New York Governor Kathy Hochul (D) this month became the latest state lawmaker to advocate profits caps on insurers, to tackle escalating home- and “crushingly expensive” auto-insurance rates.
Her plan would require home insurers with “outsized profit margins” to lower or justify their rates, and review the profits threshold at which auto-insurers are required to refund customers.
Also this month, lawmakers in states including Oklahoma proposed profit caps targeting insurance.
No.
Government definitions of “outsized profit margins” have nothing to do with business imperatives or what happens in a free market. Those definitions serve only the personal political ambitions of the politicians doing the defining, and they’ll vary across politicians and their political parties.
Beyond that, all price caps do is limit the availability of the product being capped—whether oil and natural gas and gasoline, rental housing availability and quality…or insurance policies. The limit on supply, too, hurts those on the lower economic rungs of our economy first and hardest.
Requiring insurers to justify their rates and the profit levels at which policy holder refunds are paid is a good idea, but government is the wrong crowd that must be satisfied.
Better simply to require insurers to disclose their profit margins and the basis on which they arrive at their definitions of profit.
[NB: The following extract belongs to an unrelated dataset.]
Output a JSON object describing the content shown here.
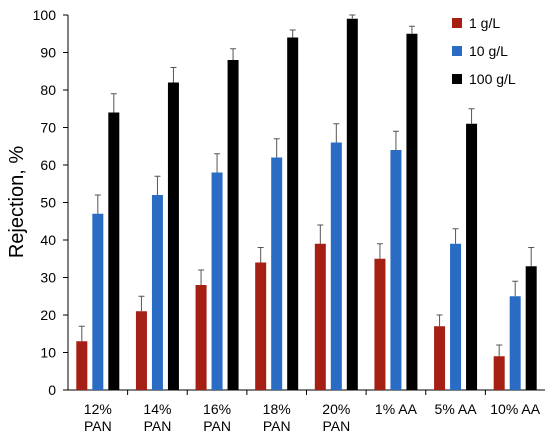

Their policy rates already are publicly available; making both sides of that process public would let the public more effectively shop for policies that suit their individual needs.
Doing that within an increasingly deregulated (not unregulated) insurance market environment would move the industry closer to a truly competitive market within which insurers would reap fair profits and insurees would pay fair premium amounts for the policies they want. And the Critical Item: “fair” would be defined within that competitive market by those market participants, not by any government.